The inflammatory response in the tumor micro-environment of cervical cancer, possibly jointly regulated by multiple TIM subgroups, is associated with the prognosis and treatment response of cervical cancer patients and may be potential treatment targets.

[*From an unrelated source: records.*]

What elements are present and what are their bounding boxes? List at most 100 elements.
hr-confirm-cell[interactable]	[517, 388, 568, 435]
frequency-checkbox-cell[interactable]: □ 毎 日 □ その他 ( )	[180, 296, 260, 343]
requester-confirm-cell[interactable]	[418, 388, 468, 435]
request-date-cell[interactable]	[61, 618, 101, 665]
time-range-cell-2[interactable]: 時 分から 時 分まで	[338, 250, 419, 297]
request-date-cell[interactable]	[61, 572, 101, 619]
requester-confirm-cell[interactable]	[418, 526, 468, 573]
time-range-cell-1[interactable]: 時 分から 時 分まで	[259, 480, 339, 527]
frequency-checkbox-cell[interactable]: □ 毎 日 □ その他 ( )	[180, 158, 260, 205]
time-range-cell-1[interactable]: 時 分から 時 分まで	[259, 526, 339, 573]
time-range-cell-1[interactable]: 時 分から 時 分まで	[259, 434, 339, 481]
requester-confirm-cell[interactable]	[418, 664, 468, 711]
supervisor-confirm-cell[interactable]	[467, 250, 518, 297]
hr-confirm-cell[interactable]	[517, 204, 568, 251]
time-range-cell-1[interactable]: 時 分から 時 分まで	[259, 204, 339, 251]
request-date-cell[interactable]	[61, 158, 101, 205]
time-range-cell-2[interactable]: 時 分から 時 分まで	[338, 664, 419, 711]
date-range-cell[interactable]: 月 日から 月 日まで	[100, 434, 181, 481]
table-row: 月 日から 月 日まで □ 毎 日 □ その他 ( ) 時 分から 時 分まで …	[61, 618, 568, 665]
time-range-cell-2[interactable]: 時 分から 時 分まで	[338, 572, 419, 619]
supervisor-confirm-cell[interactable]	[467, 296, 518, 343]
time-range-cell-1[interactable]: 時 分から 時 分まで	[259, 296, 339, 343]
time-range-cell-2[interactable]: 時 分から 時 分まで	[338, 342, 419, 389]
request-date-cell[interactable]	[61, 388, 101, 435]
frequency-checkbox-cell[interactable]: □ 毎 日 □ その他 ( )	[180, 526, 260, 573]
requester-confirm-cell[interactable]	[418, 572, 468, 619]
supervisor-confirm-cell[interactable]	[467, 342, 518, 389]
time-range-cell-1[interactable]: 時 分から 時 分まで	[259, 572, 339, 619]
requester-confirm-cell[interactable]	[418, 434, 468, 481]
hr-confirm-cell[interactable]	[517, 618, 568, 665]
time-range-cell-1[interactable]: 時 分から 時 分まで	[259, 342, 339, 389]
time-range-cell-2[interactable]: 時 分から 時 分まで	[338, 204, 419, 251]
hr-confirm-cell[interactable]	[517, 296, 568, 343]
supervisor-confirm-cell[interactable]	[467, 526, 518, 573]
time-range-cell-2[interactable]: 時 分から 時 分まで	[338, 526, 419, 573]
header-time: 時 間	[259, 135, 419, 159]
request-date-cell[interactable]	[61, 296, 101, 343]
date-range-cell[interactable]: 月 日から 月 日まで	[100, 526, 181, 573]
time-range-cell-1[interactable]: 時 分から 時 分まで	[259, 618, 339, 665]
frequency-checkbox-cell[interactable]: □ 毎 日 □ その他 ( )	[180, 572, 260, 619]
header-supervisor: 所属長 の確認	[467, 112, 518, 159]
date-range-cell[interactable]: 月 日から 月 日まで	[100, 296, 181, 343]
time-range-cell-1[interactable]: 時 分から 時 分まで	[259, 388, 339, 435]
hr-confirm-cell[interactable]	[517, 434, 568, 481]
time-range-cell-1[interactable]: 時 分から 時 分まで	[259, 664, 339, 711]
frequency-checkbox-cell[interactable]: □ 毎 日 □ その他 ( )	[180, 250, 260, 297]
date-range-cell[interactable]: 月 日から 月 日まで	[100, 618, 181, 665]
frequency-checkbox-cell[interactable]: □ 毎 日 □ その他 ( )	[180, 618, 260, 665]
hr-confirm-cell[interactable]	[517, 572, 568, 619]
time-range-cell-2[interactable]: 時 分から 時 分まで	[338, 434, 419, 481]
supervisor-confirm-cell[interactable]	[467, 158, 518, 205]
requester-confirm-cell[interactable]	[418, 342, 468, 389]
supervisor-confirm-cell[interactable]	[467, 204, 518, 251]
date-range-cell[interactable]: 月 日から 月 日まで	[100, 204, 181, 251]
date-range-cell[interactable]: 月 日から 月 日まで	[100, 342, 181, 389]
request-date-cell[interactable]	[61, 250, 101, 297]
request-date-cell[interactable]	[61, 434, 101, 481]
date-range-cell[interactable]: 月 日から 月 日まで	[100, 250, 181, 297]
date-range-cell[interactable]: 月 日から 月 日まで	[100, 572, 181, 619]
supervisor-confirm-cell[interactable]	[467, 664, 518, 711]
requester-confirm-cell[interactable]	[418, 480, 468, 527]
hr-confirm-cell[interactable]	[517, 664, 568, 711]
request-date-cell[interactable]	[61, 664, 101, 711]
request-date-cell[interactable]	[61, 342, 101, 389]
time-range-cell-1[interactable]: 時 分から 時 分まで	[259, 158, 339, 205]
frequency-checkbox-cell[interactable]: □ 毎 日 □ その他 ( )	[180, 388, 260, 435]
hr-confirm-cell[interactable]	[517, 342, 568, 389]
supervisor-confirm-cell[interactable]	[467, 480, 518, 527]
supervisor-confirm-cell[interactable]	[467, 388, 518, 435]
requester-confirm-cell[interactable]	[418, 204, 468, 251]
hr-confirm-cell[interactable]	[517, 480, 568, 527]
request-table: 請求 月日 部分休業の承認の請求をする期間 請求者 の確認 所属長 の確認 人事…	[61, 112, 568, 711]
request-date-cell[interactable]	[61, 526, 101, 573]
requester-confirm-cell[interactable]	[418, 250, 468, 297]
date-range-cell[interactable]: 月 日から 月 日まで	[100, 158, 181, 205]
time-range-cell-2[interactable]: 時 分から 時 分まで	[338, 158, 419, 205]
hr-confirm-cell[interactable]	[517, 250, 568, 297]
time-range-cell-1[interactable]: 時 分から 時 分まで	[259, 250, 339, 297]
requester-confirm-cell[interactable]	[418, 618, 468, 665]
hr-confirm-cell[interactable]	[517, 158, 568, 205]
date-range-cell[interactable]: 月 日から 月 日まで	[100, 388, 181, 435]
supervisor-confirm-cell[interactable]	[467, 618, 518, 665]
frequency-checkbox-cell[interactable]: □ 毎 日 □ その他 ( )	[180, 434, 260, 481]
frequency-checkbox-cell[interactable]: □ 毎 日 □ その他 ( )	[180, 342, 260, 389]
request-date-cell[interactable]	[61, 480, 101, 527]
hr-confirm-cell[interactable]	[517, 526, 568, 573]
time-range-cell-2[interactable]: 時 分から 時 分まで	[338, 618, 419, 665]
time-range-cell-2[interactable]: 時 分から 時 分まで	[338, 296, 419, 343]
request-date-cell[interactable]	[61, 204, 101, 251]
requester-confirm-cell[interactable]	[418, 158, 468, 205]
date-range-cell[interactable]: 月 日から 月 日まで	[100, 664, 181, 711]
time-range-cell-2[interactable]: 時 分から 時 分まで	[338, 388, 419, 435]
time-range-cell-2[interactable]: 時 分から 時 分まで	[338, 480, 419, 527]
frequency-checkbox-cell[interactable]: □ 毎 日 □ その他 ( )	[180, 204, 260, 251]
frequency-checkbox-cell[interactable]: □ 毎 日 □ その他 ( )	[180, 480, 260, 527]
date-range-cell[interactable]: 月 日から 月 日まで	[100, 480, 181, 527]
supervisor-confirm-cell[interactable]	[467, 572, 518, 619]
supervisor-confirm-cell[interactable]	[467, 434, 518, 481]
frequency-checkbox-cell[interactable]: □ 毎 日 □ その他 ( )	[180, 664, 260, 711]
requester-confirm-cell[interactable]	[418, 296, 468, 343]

肿瘤微环境中的炎症反应有助于多种癌症的进展和治疗反应。然而,对于由人乳头瘤病毒(HPV)感染引发的宫颈癌,炎症反应的临床相关性及潜在机制仍有待阐明。
利用多个公共数据集中宫颈癌患者的RNA测序和临床数据,构建并验证基于炎症反应相关基因的预后基因特征。根据该基因特征对患者进行风险分层,并进行生物信息学分析以描绘免疫格局、识别富集的生物学途径并预测患者的治疗反应。联合分析单细胞和批量RNA测序数据,以探索该基因特征潜在的细胞和分子机制。使用我们自己队列的RNA测序数据和其他公共数据集进一步验证本研究中的发现。
构建了一个由16个炎症反应相关基因组成的预后基因特征,并在多个测试数据集上成功验证。由该基因特征定义的低风险组患者的生存率显著更高(风险比[HR]=0.48,95%置信区间[CI]:0.275 - 0.85;CGCI测试数据集的多变量分析)。两个风险组具有不同的免疫格局、富集的生物学途径以及对化疗、放疗和免疫治疗的预测敏感性。肿瘤浸润单核细胞的两个可能具有相反功能的亚组可能积极参与炎症反应。内皮细胞上表达的丝氨酸蛋白酶抑制剂E1(SERPINE1)和整合素α5(ITGA5)可能具有协同作用,并调节单核细胞和巨噬细胞的浸润。研究结果通过我们自己的RNA测序数据和其他公共数据集成功验证。
宫颈癌肿瘤微环境中的炎症反应可能由多个TIM亚组共同调节,与宫颈癌患者的预后和治疗反应相关,可能是潜在的治疗靶点。